Regimes de bens no casamento: como escolher

Todo casamento adota um regime de bens, mesmo quando os noivos não pensam nisso. Ele define de quem é cada bem e como o patrimônio se divide no fim da união.

Regimes de bens no casamento: como escolher. Ilustração da área de Família e Sucessões.

O que o regime de bens decide

Toda pessoa que se casa adota um regime de bens, mesmo quem nunca parou para pensar no assunto. O regime é o conjunto de regras que define de quem é cada bem durante o casamento e como o patrimônio se divide caso a união termine, seja por divórcio, seja por morte. Ele organiza a vida financeira do casal e evita dúvidas num momento em que ninguém quer discutir dinheiro.

O Código Civil (Lei 10.406/2002) prevê quatro regimes: comunhão parcial, comunhão universal, participação final nos aquestos e separação de bens. Cada um trata de forma diferente o que já era de cada um, o que o casal constrói junto e o que chega por herança ou doação. Conhecer as diferenças ajuda a decidir com calma, antes de assinar.

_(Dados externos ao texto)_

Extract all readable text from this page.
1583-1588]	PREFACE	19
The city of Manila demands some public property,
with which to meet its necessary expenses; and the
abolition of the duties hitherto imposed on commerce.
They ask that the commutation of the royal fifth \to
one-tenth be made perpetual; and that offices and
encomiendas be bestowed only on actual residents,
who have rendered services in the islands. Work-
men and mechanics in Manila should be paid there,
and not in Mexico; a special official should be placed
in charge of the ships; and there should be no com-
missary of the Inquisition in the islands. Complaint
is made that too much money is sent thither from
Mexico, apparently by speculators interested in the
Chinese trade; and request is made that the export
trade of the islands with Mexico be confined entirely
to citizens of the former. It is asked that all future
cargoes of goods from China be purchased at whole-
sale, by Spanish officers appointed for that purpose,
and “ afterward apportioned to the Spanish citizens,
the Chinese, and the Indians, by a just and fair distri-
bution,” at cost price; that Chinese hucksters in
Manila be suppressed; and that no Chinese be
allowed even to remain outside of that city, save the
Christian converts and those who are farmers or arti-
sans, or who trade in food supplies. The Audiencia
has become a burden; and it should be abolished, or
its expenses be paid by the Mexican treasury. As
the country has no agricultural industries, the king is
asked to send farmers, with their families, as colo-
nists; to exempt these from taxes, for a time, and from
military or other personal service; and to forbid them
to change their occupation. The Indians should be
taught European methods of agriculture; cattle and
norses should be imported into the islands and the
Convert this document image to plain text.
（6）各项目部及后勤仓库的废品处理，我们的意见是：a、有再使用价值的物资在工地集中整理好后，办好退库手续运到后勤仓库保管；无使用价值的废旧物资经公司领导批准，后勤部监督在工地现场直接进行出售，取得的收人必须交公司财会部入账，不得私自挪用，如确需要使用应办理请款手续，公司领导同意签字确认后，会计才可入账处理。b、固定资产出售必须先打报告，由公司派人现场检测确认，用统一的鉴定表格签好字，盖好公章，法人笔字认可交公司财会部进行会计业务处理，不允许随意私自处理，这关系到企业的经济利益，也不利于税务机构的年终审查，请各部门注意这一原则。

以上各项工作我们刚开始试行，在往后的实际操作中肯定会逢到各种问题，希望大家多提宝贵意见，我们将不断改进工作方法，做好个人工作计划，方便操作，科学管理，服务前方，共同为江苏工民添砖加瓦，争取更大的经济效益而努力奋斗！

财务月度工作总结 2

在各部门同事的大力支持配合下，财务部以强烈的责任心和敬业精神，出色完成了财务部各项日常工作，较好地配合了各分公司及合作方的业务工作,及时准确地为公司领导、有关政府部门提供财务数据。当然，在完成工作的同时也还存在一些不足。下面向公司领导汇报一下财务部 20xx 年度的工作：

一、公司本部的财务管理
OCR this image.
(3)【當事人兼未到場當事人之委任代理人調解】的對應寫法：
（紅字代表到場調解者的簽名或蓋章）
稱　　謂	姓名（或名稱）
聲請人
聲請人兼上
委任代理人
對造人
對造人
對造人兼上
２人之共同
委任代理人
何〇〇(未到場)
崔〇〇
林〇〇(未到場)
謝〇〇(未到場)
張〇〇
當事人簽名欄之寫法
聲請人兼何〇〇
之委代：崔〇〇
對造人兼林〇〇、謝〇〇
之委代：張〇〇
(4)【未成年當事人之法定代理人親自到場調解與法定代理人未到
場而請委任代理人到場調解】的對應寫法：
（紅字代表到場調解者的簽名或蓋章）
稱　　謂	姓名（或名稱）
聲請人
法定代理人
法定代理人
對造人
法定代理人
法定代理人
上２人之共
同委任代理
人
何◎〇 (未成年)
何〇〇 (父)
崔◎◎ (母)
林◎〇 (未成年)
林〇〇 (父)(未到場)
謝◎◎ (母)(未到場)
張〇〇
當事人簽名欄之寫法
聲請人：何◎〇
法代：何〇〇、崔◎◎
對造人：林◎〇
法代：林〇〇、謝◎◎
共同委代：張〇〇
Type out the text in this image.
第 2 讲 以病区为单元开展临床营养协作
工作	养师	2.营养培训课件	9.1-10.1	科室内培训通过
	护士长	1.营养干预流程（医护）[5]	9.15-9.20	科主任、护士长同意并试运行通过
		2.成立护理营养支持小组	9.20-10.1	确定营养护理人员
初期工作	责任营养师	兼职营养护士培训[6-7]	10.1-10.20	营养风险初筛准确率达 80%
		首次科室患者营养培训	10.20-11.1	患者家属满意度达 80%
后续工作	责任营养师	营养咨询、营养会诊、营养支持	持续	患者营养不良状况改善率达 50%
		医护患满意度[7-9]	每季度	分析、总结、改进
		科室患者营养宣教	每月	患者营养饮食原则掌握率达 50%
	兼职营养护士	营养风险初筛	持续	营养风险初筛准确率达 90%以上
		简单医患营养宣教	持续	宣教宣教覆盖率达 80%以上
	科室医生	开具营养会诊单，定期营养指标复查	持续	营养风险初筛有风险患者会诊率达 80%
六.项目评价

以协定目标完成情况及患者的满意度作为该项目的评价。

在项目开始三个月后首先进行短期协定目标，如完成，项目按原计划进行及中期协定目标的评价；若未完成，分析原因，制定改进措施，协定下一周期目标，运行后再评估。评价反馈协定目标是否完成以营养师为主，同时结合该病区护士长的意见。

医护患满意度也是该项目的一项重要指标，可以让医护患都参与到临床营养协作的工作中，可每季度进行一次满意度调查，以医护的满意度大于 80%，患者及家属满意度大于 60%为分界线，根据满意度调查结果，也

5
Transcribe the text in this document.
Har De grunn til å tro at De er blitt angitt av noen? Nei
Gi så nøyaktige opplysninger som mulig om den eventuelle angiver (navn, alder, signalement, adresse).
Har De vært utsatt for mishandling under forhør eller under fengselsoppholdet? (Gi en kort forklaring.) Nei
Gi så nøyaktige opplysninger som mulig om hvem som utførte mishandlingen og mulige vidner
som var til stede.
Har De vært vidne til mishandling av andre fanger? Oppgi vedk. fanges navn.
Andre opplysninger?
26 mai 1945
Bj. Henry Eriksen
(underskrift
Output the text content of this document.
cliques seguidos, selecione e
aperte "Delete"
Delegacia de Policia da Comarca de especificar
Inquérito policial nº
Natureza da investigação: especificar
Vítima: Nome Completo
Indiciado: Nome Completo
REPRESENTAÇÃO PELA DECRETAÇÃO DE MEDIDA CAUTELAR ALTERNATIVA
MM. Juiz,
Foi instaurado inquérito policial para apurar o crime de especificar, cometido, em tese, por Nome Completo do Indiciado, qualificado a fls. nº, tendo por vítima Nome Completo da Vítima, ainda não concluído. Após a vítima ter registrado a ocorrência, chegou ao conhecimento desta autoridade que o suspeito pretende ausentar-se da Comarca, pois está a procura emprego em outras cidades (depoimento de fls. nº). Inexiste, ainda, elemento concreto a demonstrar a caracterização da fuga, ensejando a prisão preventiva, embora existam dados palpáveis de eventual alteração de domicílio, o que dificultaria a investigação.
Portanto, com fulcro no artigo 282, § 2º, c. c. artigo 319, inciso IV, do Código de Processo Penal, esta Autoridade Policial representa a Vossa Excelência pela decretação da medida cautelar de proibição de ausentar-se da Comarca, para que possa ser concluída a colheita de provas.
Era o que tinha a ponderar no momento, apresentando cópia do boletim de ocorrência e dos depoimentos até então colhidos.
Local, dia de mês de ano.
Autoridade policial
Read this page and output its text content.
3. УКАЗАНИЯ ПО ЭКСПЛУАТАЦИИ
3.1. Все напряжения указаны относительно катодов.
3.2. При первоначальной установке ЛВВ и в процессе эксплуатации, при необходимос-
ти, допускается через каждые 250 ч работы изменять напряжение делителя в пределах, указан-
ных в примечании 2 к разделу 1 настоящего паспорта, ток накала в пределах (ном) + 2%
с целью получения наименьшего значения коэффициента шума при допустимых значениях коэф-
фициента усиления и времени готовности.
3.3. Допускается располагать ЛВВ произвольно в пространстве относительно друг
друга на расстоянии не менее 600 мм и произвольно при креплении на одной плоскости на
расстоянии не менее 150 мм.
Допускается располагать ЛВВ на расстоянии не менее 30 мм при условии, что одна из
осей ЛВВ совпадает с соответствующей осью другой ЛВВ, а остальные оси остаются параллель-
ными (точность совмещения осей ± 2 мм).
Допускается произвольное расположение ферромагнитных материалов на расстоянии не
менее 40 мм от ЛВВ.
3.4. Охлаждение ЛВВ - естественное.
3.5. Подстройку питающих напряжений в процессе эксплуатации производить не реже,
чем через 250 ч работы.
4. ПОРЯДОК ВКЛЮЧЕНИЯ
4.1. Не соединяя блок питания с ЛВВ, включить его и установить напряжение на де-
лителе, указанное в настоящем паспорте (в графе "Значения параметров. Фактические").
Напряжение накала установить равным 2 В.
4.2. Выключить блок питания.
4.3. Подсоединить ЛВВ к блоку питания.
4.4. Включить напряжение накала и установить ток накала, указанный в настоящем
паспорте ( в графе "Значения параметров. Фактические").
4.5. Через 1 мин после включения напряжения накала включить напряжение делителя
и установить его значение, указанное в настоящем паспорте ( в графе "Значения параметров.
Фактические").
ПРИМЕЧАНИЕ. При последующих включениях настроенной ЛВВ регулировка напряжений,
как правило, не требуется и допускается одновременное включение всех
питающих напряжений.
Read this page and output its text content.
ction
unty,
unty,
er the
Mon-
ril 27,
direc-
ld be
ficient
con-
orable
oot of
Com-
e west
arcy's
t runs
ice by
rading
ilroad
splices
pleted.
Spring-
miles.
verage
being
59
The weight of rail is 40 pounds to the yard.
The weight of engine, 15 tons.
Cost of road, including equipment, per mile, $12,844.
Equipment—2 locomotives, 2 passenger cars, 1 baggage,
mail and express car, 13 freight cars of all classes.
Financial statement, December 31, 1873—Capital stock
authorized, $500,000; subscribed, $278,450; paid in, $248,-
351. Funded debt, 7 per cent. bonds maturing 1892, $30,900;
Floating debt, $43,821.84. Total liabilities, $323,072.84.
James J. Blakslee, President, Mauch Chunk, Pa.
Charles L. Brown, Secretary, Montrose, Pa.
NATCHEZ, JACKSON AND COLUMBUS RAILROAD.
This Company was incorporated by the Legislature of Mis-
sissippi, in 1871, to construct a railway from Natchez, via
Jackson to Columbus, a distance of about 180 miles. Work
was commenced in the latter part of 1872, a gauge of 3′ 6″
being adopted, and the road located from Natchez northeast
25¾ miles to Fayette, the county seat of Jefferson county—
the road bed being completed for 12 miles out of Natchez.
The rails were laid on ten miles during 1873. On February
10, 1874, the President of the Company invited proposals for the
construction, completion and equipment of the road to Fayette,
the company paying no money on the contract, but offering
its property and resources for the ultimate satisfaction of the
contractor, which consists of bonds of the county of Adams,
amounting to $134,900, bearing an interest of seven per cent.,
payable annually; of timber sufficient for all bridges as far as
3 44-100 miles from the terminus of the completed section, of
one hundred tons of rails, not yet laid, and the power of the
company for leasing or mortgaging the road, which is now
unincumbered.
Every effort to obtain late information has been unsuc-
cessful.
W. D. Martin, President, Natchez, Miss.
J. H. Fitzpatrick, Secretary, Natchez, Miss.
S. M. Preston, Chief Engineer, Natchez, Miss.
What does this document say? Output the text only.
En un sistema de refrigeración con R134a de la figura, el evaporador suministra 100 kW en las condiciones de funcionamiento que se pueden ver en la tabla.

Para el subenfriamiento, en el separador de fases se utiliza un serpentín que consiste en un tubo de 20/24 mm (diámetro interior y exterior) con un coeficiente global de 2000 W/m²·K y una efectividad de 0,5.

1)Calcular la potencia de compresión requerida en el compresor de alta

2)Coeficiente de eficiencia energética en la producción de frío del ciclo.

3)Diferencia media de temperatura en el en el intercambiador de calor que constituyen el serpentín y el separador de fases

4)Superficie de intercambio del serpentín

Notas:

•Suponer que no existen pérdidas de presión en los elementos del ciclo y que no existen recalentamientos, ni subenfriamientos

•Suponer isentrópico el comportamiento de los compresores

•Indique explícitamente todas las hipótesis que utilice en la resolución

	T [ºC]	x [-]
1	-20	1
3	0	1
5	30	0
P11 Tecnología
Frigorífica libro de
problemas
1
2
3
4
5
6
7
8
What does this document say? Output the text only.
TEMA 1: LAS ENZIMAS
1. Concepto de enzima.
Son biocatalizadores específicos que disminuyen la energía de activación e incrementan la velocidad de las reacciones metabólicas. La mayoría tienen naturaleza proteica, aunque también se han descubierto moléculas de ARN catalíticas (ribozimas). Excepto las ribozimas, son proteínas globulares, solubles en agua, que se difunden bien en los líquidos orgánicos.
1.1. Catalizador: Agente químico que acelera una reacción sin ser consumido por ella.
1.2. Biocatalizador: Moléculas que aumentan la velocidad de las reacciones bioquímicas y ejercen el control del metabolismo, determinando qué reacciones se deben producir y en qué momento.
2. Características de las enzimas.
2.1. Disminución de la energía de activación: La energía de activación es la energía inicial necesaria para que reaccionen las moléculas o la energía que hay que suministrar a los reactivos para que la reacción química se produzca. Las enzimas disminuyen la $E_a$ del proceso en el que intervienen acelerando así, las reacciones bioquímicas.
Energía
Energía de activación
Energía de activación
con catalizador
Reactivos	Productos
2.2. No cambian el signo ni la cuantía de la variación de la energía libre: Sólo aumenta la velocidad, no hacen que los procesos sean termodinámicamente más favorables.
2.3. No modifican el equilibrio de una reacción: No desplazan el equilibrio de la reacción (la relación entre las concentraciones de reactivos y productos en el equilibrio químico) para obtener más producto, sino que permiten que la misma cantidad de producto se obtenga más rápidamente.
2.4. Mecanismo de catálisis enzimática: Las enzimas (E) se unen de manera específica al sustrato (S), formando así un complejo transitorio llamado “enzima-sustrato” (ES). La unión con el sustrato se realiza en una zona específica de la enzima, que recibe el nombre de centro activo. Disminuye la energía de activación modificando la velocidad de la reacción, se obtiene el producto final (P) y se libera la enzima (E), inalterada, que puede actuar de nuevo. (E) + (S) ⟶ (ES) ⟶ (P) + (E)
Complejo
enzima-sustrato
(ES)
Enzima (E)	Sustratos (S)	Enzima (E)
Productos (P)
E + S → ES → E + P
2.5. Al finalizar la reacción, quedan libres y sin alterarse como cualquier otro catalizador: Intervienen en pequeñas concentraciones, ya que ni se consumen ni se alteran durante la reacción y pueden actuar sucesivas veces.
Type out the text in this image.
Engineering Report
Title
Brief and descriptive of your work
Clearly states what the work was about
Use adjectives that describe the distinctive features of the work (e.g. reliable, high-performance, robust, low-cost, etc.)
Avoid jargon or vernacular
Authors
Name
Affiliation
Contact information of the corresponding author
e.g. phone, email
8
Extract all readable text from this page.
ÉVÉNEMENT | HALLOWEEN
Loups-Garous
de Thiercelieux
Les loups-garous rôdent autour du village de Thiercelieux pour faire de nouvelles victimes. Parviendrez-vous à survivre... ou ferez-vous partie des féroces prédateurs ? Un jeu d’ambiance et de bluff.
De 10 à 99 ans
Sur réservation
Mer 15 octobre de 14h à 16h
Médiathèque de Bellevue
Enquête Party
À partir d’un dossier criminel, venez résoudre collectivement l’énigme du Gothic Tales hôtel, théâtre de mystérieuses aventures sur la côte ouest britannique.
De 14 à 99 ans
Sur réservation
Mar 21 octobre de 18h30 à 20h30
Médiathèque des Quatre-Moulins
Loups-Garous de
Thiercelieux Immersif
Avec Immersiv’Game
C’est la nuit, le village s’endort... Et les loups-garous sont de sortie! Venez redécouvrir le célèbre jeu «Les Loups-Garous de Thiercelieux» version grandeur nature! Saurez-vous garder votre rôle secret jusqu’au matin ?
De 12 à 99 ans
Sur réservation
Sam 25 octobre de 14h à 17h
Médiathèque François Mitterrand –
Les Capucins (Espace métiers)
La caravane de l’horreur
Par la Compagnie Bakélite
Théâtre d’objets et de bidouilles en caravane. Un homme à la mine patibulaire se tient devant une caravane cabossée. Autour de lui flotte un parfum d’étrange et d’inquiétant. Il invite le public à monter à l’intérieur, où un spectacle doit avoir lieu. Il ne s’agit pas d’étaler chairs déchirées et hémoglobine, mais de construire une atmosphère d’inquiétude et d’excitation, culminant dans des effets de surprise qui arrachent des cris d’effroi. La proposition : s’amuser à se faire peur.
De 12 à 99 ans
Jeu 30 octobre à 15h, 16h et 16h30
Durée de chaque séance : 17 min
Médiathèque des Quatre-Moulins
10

A comunhão parcial, o regime que vale por padrão

Se os noivos não escolhem nada, o casamento segue a comunhão parcial de bens (art. 1.640 do Código Civil). Nesse regime, comunica-se o que o casal adquire de forma onerosa durante a união, ou seja, o que é comprado com o esforço comum. O que cada um já tinha antes de casar permanece individual, assim como o que recebe por herança ou doação ao longo do casamento.

É o regime mais comum no país, e não por acaso. Ele parte de uma ideia simples: o que foi construído a dois pertence aos dois, e o que tem origem individual continua de quem sempre foi. Para a maioria dos casais, esse equilíbrio soa justo.

A comunhão universal, quando quase tudo se junta

Na comunhão universal de bens (art. 1.667), os patrimônios se fundem quase por inteiro. Entram na divisão tanto os bens adquiridos durante o casamento quanto os que cada um levou para a união, e até parte das dívidas. Havendo separação, divide-se o conjunto pela metade.

A lei ressalva algumas exceções, como bens recebidos com cláusula de incomunicabilidade. Ainda assim, esse é o regime que mais aproxima os patrimônios. Foi o padrão no Brasil até 1977, quando a comunhão parcial assumiu esse lugar. Hoje, quem deseja a comunhão universal precisa escolhê-la de forma expressa.

A separação de bens, cada um com o seu

Na separação de bens, os patrimônios não se misturam. Cada cônjuge é dono do que tem e do que vier a adquirir, com administração livre sobre os próprios bens (art. 1.687). Não há divisão automática no fim da união, porque, em tese, nada se tornou comum.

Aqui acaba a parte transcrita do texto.